Kurioses aus der Welt der Chipherstellung vermelden die Kollegen vom Inquirer. So hat der knackig-kalte Winter auf unerwartete Weise die Produktion in einer von Intels Fabriken zum Erliegen gebracht.

Empfindlich: Wafer wollen reinstes Wasser.Offenbar war Intel in den letzten Wochen gezwungen, einen Teil seiner Fab 10 im irischen Leixlip zeitweise stillzulegen. Naheliegend wäre jetzt die Vermutung, dass die knackige Kälte von bis zu -12° Celsius Schuld war, doch das war nur zum Teil der Grund. Offenbar ist dem örtlichen Winterdienst das Streusalz ausgegangen. Also hat man improvisiert und stattdessen Dünger benutzt, um gegen Schnee und Eis anzukämpfen.

Was beim Straßendienst hilft, scheint Intel aber arge Probleme bereitet zu haben: Der Chiphersteller ist für die Produktion seiner Silizium-Wafer auf hochreines Wasser angewiesen und befürchtete, der Dünger könne ins Grundwasser gelangt sein. Aus diesem wird das für die Herstellung benötigte hochreine Wasser durch Destillation und Filtration gewonnen. Leider scheint die Anlage der Fab 10 aber nicht in der Lage zu sein, Ammoniak zu filtern, wie er in Dünger vorkommt.

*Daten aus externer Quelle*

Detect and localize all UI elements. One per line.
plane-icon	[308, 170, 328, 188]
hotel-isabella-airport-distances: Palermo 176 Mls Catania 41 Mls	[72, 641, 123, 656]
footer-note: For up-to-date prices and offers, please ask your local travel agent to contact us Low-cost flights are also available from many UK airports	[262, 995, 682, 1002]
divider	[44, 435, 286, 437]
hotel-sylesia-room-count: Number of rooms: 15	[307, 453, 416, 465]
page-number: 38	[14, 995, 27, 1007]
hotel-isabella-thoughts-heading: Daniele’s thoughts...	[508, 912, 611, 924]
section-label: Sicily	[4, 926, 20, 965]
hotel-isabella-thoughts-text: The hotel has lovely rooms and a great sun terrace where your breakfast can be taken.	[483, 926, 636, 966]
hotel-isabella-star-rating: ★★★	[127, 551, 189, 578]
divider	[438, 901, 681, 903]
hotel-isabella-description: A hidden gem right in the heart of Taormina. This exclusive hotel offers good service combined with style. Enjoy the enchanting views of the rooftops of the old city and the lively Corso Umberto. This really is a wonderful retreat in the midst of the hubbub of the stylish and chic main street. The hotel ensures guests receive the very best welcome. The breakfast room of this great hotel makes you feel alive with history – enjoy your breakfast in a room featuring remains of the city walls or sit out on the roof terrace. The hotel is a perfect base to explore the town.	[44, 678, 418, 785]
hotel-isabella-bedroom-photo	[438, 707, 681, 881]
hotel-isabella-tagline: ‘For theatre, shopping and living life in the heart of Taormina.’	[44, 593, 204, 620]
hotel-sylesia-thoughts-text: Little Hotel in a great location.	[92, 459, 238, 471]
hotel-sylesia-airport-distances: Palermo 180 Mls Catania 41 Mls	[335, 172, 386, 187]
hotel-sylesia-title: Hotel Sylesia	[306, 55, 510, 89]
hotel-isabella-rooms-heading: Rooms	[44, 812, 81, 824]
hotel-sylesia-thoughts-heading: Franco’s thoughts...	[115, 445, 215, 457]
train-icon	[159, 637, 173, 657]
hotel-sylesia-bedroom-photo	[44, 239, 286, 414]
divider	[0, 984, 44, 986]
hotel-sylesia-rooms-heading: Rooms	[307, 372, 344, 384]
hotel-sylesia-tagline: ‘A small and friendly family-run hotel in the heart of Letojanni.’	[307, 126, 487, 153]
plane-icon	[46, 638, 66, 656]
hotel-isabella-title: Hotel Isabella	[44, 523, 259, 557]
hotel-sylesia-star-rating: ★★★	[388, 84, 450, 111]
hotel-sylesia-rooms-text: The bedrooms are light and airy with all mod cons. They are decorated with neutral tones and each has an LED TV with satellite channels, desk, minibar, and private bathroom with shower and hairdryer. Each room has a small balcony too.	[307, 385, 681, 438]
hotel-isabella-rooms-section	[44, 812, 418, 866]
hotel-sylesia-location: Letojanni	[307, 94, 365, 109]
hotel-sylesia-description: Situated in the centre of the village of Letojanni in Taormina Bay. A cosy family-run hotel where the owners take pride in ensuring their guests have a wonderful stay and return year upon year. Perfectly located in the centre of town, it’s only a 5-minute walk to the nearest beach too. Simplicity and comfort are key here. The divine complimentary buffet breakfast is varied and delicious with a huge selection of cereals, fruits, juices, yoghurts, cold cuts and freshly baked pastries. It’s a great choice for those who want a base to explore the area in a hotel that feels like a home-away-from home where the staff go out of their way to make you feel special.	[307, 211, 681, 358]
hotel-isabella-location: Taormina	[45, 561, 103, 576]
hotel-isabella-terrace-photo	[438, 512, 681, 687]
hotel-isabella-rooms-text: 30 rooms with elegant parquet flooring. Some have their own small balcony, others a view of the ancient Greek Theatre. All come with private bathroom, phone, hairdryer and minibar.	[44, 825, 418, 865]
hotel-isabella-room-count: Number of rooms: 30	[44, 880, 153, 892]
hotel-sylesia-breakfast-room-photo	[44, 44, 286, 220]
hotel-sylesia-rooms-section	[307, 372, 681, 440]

Intel hat zwar vor Ort die Möglichkeit, die Wasserqualität zu überprüfen, erwartete aber wohl nie, auch auf Ammoniak testen zu müssen. So musste man die Wasserproben zu einem externen Labor schicken und dort prüfen lassen. So lange musste die Produktion allerdings ruhen, da das Risiko zu groß gewesen wäre, komplette Chargen zu verderben. Offenbar wurde die Produktion sogar erst wieder aufgenommen, nachdem Intel einen Container mit entsprechend reinem Wasser aufgestellt hatte. Die Fab 24, die aktuelle Chipreihen herstellt, sei laut Inquirer aber nicht betroffen gewesen.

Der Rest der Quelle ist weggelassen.